As part of their continuous integration and continuous delivery (CI/CD) pipeline, AnyCompany Retail performs the defined steps needed to release infrastructure and software updates for its customers in a production-like environment. The pipeline is comprised of pre-checks to detect drift (detecting changes to resources performed outside of your IaC) in resources prior to deployment, as well as validate actions that the IaC takes upon its initiation. It validates deployment steps, like verifying that certain files and configurations are in place and services are in running states and are responding correctly to health checks on local host before re-registering with the load balancer. Additionally, all changes flag a number of automated tests, such as functional, security, regression, integration, and load tests.

Implementation steps

  1. Perform pre-install checks to mirror the pre-production environment to production.

    1. Use drift detection to detect when resources have been changed outside of AWS CloudFormation.

    2. Use change sets to validate that the intent of a stack update matches the actions that AWS CloudFormation takes when the change set is initiated.
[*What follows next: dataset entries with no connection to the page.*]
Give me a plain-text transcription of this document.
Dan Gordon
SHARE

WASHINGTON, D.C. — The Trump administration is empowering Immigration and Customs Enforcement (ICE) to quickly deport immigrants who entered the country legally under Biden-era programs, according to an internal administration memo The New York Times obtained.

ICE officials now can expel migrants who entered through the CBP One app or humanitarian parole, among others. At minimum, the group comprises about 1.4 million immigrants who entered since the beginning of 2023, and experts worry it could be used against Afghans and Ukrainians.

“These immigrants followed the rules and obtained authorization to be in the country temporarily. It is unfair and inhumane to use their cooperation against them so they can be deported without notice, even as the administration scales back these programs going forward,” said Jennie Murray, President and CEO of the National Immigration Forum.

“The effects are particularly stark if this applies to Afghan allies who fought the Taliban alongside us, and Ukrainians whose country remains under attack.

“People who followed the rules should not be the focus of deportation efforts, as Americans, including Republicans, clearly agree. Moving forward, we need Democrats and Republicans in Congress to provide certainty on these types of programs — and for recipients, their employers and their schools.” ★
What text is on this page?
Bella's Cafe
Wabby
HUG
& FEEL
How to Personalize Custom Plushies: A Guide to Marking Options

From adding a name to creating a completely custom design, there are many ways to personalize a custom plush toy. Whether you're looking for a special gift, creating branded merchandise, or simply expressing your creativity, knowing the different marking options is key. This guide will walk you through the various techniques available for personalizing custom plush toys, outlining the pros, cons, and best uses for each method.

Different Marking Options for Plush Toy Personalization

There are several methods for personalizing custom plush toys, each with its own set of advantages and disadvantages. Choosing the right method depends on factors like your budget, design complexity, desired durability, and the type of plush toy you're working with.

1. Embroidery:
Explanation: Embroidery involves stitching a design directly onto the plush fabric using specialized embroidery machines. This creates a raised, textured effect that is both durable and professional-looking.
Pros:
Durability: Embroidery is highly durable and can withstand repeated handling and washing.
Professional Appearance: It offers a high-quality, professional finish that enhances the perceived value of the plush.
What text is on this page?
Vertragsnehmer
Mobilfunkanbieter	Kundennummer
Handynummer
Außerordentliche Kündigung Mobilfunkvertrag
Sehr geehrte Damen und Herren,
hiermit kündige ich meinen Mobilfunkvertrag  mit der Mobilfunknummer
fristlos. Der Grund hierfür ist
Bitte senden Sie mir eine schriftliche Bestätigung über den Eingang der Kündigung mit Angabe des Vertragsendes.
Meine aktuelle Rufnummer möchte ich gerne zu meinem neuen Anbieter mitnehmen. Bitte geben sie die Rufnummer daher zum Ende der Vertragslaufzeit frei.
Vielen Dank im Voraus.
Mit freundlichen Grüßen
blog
  2. This triggers a manual approval step in AWS CodePipeline to authorize the deployment to the pre-production environment.

  3. Use deployment configurations such as AWS CodeDeploy AppSpec files to define deployment and validation steps.

  4. Where applicable, integrate AWS CodeDeploy with other AWS services or integrate AWS CodeDeploy with partner product and services.

  5. Monitor deployments using Amazon CloudWatch, AWS CloudTrail, and Amazon SNS event notifications.

  6. Perform post-deployment automated testing, including functional, security, regression, integration, and load testing.

  7. Troubleshoot deployment issues.

  8. Successful validation of preceding steps should initiate a manual approval workflow to authorize deployment to production.